The King out of his curiosity to know answers for his three questions visits the hermit living in a
forest.  The King helped the hermit by digging the ground because the hermit being an old man
got tired of digging. Every time he stuck the earth with his spade, he scooped little earth and
breathed heavily due to exhaustion. The situation warrants that the king has to extend his stay
with the hermit. As the sun sets, a bearded man came out of the bushes with a severe wound in
his stomach. The King cleaned and bandaged the wound. The bearded man had come to kill the
king and got wounded by the king’s bodyguards. Had not the king bandaged the wound he would
have bled to death. Though the king saved the man’s life without knowledge about his intentions
the bearded man as a token of gratitude decides to forgo the enmity and be a faithful slave to the
king. The king was very glad for having made peace with his enemy. He forgave him and
promised to restore his property and also arranged for his own servants and physicians to attend
on him.

The hermit interprets these two events.  Had not the King taken pity on the old hermit and helped
him dig he would got killed on the way home. Then the king would have regretted for not
staying back. Therefore, the most important time was the time the king was digging, and the
most important person was the hermit who was with the king and the most important pursuit was
to help the hermit. Later, when the wounded man was tended to, the most important time was the
time spent in dressing his wounds and for if the king had not cared for him he would have died
and the king would have lost the chance to make peace with him. Likewise the most important
pursuit was taking care of the wound.  The hermit invites the emperor to reflect on his recent
experience and see how it is a perfect backdrop to form answers to his questions.
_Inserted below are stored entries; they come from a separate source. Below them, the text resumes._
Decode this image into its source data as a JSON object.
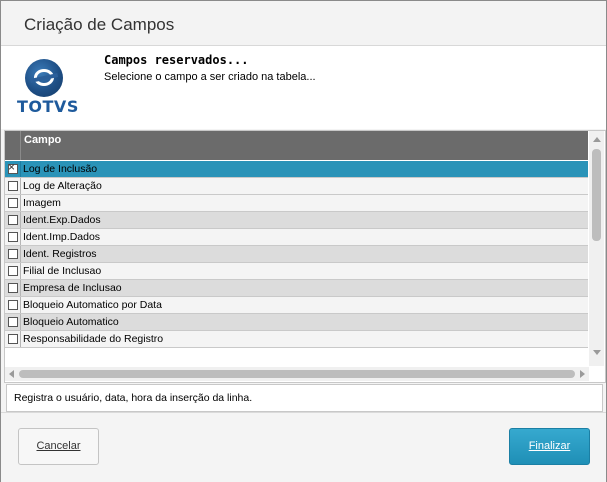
{
  "window": {
    "title": "Criação de Campos"
  },
  "header": {
    "logo_text": "TOTVS",
    "title": "Campos reservados...",
    "subtitle": "Selecione o campo a ser criado na tabela..."
  },
  "grid": {
    "column_header": "Campo",
    "rows": [
      {
        "label": "Log de Inclusão",
        "checked": true,
        "selected": true
      },
      {
        "label": "Log de Alteração",
        "checked": false
      },
      {
        "label": "Imagem",
        "checked": false
      },
      {
        "label": "Ident.Exp.Dados",
        "checked": false
      },
      {
        "label": "Ident.Imp.Dados",
        "checked": false
      },
      {
        "label": "Ident. Registros",
        "checked": false
      },
      {
        "label": "Filial de Inclusao",
        "checked": false
      },
      {
        "label": "Empresa de Inclusao",
        "checked": false
      },
      {
        "label": "Bloqueio Automatico por Data",
        "checked": false
      },
      {
        "label": "Bloqueio Automatico",
        "checked": false
      },
      {
        "label": "Responsabilidade do Registro",
        "checked": false
      }
    ]
  },
  "description": "Registra o usuário, data, hora da inserção da linha.",
  "buttons": {
    "cancel": "Cancelar",
    "finish": "Finalizar"
  },
  "colors": {
    "selected_row": "#2a93b8",
    "finish_button": "#2a9cc3",
    "grid_header": "#6b6b6b"
  }
}
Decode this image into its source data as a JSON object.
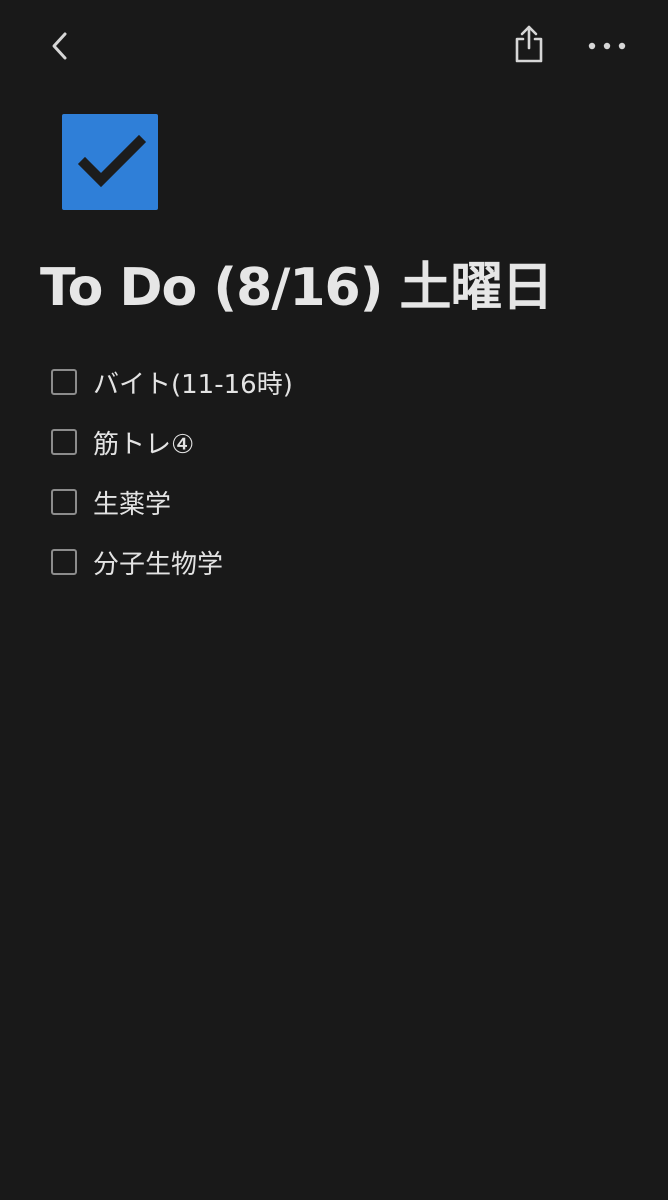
{
  "topbar": {
    "back_icon": "chevron-left-icon",
    "share_icon": "share-icon",
    "more_icon": "more-horizontal-icon"
  },
  "page": {
    "icon": "checkmark-icon",
    "icon_color": "#2f7fd8",
    "title": "To Do (8/16)  土曜日"
  },
  "todos": [
    {
      "label": "バイト(11-16時)",
      "checked": false
    },
    {
      "label": "筋トレ④",
      "checked": false
    },
    {
      "label": "生薬学",
      "checked": false
    },
    {
      "label": "分子生物学",
      "checked": false
    }
  ],
  "colors": {
    "background": "#191919",
    "text": "#e3e3e3",
    "checkbox_border": "#8c8c8c",
    "accent": "#2f7fd8"
  }
}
According to the Hermit, the most important thing one should do is to do good to people whom
we are with at that moment. The King did well to both the Hermit and the wounded man. The
most important time is the present moment, as the present is the only time over which we have
power. The most important person is whoever one is with. The most important thing is to do well
to the person one is with. The most important pursuit is making that person happy and that
should be the pursuit of one’s life. As Buddha applied the experimental approach to questions of
ultimate truth, the hermit answered the king likewise.